Tier 3 students would continue to spend 30 minutes per day receiving direct instruction from a resource teacher.

Rather than spending an hour a day in a small group, direct instruction program for reading, Tier 3 students would receive instruction in three daily blocks: 30 minutes for the My Sidewalks program, 30 minutes with an online learning program and 30 minutes of small group support on a rotating schedule with core classes.

“This provides an opportunity for all students to have more access to the richness of our core program,” Shillinburg said.

Several parents and teachers who spoke, however, were not convinced that the changes would benefit the children.

Kathleen Valenta, president of the teachers union, said the she feels enough concessions have already been made.

"We renegotiated our contract. We took a decrease in our pocketbook," she said. "We did that to show this community how important their children are to us—to keep classrooms small, to keep tiered instruction in the schools, to provide the best education possible for students. ... We made that sacrifice and it doesn't seem to have been even noticed."

A parent of students at Cossitt and Park said that she would have to make up for the loss of personalized instruction with outside programming.

“The money that the district is going to be saving, that’s money that’s coming out of my pocket on the other end,” she said. She also said she feared the curriculum changes would impact property values in La Grange.

Shillinburg said that if the changes prove ineffective, the district would seek another solution.

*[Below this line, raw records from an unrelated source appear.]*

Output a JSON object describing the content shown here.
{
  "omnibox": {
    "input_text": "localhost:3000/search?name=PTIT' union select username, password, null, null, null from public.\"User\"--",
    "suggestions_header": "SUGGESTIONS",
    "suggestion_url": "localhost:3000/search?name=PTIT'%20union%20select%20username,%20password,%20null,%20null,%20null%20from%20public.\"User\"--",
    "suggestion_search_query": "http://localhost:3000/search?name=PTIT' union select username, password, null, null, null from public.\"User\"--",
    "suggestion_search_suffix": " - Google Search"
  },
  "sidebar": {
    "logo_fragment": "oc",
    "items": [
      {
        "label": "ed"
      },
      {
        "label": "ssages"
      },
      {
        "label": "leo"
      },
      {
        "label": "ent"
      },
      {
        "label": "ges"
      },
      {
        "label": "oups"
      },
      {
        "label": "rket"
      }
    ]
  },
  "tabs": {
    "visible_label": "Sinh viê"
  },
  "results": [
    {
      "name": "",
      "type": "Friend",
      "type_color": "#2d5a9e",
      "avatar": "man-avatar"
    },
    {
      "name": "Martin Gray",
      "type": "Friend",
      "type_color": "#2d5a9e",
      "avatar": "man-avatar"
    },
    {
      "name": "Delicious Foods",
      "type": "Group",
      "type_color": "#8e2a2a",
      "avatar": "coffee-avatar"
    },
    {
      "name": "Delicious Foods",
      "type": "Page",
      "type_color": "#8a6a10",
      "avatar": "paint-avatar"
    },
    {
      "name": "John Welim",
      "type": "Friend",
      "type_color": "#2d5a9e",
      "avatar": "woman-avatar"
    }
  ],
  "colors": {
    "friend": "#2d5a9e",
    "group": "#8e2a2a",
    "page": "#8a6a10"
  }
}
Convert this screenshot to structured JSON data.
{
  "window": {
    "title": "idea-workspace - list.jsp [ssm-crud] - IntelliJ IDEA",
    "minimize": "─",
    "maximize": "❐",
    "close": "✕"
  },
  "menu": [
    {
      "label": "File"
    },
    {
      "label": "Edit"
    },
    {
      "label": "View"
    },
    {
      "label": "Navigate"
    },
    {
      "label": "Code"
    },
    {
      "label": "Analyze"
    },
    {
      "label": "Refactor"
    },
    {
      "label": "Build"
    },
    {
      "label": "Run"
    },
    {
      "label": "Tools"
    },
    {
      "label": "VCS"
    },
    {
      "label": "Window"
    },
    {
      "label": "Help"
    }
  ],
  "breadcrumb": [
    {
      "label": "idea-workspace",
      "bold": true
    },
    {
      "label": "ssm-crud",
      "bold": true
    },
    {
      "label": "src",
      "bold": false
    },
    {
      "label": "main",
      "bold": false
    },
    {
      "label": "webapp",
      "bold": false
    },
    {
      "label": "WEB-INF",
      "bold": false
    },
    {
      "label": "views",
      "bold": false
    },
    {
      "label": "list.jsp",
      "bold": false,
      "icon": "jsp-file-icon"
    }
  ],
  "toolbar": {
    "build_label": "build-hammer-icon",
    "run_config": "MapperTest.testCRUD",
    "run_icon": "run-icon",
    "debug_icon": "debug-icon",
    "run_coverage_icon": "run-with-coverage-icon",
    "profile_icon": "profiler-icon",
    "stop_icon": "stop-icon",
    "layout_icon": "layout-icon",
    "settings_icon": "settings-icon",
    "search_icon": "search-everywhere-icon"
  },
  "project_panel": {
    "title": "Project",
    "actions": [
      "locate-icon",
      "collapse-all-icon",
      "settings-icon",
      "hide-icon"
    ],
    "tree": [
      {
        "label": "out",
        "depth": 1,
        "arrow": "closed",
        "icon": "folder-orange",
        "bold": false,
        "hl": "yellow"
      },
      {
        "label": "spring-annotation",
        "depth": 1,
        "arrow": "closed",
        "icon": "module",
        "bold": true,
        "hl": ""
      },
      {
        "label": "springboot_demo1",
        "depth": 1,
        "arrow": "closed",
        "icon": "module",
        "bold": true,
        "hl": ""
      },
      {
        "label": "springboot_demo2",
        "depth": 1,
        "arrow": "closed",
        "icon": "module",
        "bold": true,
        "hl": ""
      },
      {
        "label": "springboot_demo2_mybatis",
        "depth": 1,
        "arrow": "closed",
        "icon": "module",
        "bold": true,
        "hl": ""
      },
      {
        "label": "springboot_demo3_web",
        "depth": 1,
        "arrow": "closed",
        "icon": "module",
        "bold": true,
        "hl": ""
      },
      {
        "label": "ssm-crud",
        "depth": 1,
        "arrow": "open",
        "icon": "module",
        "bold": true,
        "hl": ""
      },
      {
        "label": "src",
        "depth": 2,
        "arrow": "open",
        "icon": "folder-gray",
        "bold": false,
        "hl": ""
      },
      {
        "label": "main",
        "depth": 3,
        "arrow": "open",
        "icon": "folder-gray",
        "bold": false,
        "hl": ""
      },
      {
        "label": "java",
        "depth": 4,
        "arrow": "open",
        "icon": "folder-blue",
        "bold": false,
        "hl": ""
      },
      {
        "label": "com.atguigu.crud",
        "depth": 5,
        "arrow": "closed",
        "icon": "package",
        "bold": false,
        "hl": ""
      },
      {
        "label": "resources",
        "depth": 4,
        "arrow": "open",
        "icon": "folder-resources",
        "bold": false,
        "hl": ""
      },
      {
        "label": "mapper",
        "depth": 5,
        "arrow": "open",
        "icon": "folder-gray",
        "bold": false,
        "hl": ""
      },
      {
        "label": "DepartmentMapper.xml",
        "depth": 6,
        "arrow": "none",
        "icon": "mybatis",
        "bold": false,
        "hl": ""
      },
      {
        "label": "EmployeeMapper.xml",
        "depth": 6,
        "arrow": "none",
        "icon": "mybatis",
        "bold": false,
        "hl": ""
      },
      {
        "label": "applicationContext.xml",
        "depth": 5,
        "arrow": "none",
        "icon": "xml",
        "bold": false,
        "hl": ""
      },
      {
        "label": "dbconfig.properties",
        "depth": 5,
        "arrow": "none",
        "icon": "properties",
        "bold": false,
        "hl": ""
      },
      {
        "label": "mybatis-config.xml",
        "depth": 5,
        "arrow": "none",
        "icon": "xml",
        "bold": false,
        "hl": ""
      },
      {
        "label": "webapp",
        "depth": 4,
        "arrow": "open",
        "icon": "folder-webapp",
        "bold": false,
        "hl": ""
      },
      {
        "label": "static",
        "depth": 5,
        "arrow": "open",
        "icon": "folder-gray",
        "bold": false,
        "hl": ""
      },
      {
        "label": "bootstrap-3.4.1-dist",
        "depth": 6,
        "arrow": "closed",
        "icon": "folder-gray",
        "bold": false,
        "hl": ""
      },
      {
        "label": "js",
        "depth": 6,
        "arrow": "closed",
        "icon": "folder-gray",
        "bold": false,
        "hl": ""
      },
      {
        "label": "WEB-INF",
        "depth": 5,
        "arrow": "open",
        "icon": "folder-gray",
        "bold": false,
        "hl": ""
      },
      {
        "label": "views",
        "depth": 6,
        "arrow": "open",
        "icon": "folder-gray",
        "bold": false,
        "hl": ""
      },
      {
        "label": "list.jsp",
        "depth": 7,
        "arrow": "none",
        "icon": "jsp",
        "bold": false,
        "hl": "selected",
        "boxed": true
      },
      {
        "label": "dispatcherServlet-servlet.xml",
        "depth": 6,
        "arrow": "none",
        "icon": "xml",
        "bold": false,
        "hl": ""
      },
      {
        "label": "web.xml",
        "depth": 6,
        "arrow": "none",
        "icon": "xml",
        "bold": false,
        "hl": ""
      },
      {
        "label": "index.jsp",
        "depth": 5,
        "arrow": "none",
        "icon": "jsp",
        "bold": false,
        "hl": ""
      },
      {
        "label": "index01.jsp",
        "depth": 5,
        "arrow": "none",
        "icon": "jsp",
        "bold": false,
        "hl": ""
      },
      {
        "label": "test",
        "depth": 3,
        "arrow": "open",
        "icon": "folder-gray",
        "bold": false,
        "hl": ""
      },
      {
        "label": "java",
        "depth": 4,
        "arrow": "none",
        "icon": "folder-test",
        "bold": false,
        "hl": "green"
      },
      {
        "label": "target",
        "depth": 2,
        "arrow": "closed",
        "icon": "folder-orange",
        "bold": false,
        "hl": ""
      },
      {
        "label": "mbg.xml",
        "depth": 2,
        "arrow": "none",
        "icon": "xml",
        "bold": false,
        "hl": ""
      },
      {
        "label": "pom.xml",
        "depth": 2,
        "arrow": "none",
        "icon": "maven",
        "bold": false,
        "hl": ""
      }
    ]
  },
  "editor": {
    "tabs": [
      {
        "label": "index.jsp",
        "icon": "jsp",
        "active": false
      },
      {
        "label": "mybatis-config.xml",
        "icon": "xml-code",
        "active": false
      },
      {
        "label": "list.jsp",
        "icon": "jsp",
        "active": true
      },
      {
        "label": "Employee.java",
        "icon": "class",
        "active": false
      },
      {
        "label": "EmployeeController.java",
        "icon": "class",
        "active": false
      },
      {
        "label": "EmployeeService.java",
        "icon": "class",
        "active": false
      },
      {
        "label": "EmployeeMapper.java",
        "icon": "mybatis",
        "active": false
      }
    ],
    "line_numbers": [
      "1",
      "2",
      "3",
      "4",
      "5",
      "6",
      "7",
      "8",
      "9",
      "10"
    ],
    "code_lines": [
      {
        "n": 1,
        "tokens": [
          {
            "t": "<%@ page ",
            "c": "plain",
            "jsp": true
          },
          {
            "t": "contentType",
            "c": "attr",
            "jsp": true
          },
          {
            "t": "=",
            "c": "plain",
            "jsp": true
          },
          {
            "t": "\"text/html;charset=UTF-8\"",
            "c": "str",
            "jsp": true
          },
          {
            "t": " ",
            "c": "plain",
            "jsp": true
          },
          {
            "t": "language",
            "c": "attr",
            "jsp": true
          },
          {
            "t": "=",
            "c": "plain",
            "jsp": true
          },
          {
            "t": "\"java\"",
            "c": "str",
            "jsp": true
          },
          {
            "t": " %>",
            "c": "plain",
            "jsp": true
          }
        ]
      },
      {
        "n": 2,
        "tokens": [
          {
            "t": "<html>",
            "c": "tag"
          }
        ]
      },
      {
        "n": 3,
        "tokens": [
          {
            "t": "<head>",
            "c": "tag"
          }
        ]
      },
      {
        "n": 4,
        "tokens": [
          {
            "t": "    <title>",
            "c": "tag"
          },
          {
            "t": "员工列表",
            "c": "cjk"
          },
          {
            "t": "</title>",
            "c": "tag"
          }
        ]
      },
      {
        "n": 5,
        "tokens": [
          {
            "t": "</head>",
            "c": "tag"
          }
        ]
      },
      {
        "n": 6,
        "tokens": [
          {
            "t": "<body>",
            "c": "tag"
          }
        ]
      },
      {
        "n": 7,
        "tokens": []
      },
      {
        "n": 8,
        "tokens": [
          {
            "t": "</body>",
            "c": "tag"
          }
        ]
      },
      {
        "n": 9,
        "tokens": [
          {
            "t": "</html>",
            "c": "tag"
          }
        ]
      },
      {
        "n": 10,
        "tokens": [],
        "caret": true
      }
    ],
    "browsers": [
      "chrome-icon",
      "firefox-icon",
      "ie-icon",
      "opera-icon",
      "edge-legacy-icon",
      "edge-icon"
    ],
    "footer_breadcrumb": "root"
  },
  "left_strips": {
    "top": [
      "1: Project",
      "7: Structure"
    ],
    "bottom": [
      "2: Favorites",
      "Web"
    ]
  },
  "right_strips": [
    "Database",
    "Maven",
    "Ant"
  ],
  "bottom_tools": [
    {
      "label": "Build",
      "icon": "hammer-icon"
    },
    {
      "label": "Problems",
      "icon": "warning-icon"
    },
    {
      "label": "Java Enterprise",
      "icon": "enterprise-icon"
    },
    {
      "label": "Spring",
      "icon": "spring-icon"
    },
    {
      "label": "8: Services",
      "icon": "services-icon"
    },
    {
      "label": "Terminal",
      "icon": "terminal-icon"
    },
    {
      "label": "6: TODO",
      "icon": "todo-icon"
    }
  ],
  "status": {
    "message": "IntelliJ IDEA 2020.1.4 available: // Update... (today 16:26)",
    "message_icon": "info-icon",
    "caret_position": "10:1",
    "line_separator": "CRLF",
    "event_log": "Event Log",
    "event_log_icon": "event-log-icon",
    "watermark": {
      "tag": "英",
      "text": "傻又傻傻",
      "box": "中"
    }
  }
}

But another parent said that she did not want to take that chance.

“These are our most vulnerable children, and they do not have time to spare to be an experiment,” she said. “They deserve better than this.”

The recommended cuts also include three full-time general education teachers, according to board documents. Shillinburg said that the board voted in March to approve those reductions. The teachers could be rehired, however, if the district’s financial situation changes.

The next meeting is scheduled for April 25 at Park Junior High.